Teachers’ mad rush for useless degrees

Business

By Wachira Kigotho

The Teachers Service Commission has directed teachers to seek clarifications on degrees or courses they should study to avoid being irrelevant.

In a comprehensive study, Report on School Based Learning Programmes Survey, TSC said most teachers pursuing further education on School Based Learning Programme (SBLP) are not getting relevant skills.

Inside and outside the universities, school based learning degree programmes are considered inferior to full-time or parallel courses.

Teachers under the SBLP face various hurdles including lack of enough time to study and books. "Most have no books and rely on lecturers’ notes that are sketchy," one student attending classes at Kenya Railways Training Institute said.

Most teachers are pursuing irrelevant courses that have little bearing in their work

According to Dr Carrol Bidemi, an expert on parallel programmes in East African universities, most of those courses are for money making.

"Students have become sources of revenue," says Bidemi.

TSC Secretary General Gabriel Lengoiboni shares the concerns. He recently told top brass of the Kampala International University (KIU) to consider the plight of Kenya’s primary school teachers who take huge loans to study at the university that has recruiting centres in Nairobi and western Kenya.

The issue was that KIU had not followed credible admission criteria. Teachers were only required to have a P1certificate, something Lengoiboni says is not part of basic admission criteria for university education in Kenya.

But whereas local public and private universities may have adhered to the basic admission guidelines, TSC is worried of the quality of the school based learning programmes, where students study for less than nine weeks a year. And to make the matters worse in some universities, students are studying for only six weeks a year.

Lack of textbooks compounds the teacher students’ woes. Many are not members of their university’s libraries as they are registered in universities’ academic sites where there are no libraries. School based students are scattered in different areas in urban centres where universities rent temporary facilities.
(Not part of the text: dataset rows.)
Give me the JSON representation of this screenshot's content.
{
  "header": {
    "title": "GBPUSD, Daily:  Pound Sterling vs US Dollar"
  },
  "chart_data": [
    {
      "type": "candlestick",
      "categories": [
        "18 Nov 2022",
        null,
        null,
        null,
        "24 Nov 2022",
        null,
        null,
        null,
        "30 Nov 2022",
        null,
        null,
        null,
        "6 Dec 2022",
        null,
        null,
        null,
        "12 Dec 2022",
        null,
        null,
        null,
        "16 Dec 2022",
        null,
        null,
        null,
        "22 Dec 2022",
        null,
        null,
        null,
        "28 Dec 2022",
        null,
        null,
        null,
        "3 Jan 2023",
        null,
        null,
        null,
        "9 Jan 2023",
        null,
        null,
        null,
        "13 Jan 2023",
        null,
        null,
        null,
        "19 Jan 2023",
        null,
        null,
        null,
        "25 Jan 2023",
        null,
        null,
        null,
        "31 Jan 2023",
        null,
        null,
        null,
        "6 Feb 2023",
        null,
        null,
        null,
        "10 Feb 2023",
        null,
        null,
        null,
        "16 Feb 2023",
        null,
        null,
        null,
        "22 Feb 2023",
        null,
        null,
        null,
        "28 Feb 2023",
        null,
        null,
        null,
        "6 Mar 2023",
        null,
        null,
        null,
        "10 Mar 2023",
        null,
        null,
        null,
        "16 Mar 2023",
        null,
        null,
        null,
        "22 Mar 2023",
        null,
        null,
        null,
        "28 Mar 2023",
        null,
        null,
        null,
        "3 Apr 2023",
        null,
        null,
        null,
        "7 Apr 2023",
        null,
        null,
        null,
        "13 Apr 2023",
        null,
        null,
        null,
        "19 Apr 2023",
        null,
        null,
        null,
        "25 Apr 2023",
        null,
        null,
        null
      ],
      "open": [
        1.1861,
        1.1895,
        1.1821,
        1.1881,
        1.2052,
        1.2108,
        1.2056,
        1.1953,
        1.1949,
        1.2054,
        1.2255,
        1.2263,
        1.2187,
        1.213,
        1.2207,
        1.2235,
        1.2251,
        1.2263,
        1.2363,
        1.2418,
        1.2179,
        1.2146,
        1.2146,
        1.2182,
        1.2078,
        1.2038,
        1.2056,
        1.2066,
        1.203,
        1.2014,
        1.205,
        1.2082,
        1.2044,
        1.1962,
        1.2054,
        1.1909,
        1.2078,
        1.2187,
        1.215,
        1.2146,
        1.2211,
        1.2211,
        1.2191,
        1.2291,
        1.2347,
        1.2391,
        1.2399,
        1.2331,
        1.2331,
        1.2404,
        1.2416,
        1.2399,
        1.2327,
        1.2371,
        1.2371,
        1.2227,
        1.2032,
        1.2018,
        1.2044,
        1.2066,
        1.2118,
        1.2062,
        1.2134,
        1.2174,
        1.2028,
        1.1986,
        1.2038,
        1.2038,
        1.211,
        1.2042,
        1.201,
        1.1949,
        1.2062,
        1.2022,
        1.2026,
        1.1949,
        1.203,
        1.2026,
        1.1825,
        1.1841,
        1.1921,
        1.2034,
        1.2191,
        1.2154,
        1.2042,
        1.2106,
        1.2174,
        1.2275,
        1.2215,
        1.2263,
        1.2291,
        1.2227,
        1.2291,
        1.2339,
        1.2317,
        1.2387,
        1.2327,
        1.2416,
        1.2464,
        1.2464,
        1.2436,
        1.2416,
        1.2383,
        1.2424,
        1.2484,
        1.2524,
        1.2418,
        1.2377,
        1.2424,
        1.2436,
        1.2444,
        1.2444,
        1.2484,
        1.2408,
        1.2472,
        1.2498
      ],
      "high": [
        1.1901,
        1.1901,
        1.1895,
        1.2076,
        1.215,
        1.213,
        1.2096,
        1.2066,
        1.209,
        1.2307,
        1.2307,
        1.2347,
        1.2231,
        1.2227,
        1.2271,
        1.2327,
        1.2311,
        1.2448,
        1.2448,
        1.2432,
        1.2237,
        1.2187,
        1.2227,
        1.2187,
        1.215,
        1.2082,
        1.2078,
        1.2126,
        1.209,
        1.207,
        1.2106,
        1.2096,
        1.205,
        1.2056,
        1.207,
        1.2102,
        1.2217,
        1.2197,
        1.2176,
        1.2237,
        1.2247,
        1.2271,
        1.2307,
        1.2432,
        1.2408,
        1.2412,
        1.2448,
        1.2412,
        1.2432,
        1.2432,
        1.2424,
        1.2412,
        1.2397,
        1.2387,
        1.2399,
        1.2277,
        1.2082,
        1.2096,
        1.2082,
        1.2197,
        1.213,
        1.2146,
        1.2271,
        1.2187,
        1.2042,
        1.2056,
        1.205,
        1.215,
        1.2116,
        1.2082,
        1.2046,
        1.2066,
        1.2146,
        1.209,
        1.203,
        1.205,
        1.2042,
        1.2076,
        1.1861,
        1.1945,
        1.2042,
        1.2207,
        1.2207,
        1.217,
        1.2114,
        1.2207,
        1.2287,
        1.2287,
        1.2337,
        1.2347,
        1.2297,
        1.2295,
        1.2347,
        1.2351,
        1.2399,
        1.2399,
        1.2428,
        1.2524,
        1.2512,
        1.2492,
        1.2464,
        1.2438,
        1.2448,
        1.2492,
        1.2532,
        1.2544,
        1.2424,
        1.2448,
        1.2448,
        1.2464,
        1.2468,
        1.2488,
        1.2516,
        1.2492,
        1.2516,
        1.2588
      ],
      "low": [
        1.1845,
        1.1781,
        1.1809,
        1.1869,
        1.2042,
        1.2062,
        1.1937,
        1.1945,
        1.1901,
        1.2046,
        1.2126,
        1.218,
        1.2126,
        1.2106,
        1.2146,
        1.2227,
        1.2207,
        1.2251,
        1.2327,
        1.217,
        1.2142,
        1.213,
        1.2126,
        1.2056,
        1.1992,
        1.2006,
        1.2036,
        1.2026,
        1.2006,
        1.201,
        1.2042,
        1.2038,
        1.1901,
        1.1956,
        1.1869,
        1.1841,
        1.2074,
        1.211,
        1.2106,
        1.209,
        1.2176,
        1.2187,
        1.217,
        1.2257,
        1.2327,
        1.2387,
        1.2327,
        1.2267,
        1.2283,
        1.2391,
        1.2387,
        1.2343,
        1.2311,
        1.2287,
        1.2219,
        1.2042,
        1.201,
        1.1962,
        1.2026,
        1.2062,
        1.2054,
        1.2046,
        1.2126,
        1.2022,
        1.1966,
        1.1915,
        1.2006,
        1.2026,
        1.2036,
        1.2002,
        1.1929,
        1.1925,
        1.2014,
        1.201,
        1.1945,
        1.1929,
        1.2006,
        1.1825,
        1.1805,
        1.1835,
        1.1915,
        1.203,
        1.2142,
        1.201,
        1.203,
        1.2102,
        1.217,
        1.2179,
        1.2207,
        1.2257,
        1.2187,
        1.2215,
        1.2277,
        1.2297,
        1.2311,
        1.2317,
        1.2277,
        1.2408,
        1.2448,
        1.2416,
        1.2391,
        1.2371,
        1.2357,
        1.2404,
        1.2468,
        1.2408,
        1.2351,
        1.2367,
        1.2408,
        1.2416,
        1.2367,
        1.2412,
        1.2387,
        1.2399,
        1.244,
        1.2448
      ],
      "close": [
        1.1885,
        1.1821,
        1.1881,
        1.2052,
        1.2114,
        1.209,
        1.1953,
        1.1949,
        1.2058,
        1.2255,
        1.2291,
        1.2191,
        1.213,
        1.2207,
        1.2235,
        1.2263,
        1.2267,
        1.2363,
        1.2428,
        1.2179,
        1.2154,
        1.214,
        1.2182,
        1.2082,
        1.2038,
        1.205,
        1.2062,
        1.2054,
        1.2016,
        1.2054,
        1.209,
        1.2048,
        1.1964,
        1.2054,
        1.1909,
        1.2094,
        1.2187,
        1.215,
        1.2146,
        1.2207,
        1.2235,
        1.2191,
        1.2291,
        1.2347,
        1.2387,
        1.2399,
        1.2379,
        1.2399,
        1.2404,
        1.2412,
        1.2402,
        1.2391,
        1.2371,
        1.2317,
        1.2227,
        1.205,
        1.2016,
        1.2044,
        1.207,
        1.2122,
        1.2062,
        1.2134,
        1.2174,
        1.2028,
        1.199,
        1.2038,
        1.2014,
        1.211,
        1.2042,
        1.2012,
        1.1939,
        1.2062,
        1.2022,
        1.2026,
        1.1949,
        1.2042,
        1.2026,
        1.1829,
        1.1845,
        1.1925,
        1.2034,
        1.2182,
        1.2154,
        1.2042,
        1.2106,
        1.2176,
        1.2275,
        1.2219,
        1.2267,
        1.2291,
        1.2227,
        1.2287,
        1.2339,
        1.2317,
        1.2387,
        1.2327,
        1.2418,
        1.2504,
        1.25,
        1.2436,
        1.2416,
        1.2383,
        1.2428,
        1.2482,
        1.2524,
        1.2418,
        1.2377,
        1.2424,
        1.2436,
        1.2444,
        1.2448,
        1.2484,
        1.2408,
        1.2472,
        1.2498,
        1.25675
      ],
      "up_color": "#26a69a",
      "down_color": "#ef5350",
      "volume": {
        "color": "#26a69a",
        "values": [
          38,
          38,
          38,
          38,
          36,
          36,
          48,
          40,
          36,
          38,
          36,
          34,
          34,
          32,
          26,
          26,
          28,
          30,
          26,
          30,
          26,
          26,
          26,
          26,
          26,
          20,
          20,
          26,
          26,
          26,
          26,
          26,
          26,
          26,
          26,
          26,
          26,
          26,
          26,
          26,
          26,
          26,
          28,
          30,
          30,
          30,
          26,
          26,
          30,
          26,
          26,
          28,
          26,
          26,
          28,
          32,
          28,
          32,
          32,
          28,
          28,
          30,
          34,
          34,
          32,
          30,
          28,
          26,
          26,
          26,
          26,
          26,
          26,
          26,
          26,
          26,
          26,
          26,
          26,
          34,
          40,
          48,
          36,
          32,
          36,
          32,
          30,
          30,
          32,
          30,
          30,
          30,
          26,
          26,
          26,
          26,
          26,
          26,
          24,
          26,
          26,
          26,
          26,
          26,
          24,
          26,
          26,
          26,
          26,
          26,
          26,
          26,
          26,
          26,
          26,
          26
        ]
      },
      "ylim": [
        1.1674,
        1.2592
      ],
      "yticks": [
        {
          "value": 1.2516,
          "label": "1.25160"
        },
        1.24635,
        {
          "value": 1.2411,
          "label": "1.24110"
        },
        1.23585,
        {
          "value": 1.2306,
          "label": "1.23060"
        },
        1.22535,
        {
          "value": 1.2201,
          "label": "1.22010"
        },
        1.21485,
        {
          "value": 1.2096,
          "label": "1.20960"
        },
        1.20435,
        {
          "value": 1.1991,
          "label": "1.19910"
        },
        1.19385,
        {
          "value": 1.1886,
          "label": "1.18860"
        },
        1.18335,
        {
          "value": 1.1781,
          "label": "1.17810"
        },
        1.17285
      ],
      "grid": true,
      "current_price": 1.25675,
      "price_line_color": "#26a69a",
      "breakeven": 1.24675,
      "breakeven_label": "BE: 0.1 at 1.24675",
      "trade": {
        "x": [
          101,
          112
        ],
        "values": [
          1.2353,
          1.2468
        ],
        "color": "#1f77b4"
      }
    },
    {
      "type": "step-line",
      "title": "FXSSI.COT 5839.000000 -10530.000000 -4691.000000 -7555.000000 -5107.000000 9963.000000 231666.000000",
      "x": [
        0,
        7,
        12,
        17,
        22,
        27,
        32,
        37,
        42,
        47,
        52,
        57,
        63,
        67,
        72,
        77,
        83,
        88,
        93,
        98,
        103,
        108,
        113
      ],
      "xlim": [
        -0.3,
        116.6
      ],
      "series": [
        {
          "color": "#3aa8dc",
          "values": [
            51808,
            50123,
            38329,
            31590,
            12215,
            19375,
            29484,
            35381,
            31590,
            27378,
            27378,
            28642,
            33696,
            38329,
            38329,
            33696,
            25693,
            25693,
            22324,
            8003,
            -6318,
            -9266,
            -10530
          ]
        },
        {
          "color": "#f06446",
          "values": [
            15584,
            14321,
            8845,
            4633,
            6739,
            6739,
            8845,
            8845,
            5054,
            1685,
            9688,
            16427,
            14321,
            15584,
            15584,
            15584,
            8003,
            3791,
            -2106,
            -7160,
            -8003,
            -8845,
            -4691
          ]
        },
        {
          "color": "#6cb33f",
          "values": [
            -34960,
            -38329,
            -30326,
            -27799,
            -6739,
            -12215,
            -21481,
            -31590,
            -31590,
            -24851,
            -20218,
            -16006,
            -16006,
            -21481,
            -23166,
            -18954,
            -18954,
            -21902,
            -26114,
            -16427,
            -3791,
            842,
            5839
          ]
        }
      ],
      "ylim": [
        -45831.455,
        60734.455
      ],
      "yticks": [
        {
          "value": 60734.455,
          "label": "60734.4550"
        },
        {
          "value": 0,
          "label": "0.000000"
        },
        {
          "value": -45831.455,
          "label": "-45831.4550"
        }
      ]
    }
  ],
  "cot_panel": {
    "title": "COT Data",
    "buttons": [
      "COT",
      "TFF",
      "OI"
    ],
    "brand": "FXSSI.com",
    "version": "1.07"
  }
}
"We don’t need textbooks. Everything is in the lecturers’ manuals," a primary school teacher attending the Kenyatta University school based programme at Ruiru said.

Although the TSC survey covered Egerton University, Maseno University, Masinde Muliro University of Science and Technology, Kenya Methodist University, University of Nairobi, Kenyatta University and the Catholic University of Eastern Africa, most universities in the country have or are intending to open more school based learning programme sites for primary and non-graduate teachers.

The catch

The competition for local primary school and non-graduate teachers has spilled to Uganda’s private universities, notably KIU, Kampala University and Bugema University, among others.

Because of low tuition fees, KIU enjoys the largest share of Kenyan students in universities in Uganda. According to the university’s Vice Chancellor Prof Muhamud Ndahula out of the 9,000 Kenyans studying in KIU 4,000 are employed by the TSC.

The catch is that teachers are required to attend classes and sit examinations only during the school holidays.

Unlike the regular students who have to earn full credit hours by attending classes at university campuses, school-based students have the luxury of ‘learning’ at their workstations and have limited contact hours with their lecturers. Bearing in mind the rigorous work needed in some subjects, many teachers have opted for ‘soft courses’ in guidance and counselling, special needs education and early childhood education.

According to the TSC, these are ‘generalists’ who are not able to handle any special needs education area and were not adding any value to the education system.

Inadequate facilities

"It should be noted that special needs education graduates have not been trained in specific areas of disability hence do not have prerequisite skills to work in special needs schools," says the commission.

Most institutions have no facilities or capacity to teach special education, but they teach it anyway.

"Majority of primary teachers on school-based programmes were motivated by promotion and deployment to post primary institutions rather than professional growth," says the TSC survey.

A university official recently told this writer: "If our clients are in need of those services, why not offer the courses?" Pressed further to explain why universities were offering sub-standard programmes he said: "It is for the students to know which courses are needed in the job market."

There is high demand for the ordinary diplomas in education, postgraduate diploma in education; bachelor of education and masters degrees offered in school based learning programmes. Limited avenues for promotion of primary school teachers fuel the high demand for those qualifications. Sources at the TSC early last week said only less that 2.5 per cent of the 180,000 primary teachers in the country are promoted each year from an equivalent of job group G to Job Group H.

"So in this case, the teachers want to beat the system in its own game," he said. By getting a BEd degree, a P1 teacher effectively enters the Graduate Teachers Scheme of Service and is promoted to an equivalent of Job Group K in the public service.

However, the red flag being raised by the TSC in terms of education and training of teachers in the country is of major concern, particularly now that most parents and other stakeholders are concerned about the quality of education in most public primary and secondary schools.

Observers say though universities operate under their charters and Acts of Parliament, they have a responsibility to ensure the teachers they train are of high quality.

Although the TSC survey is limited in its coverage, it is an eye opener as to why there should be consultations between the TSC and the universities on how the BEd degree should be reformed.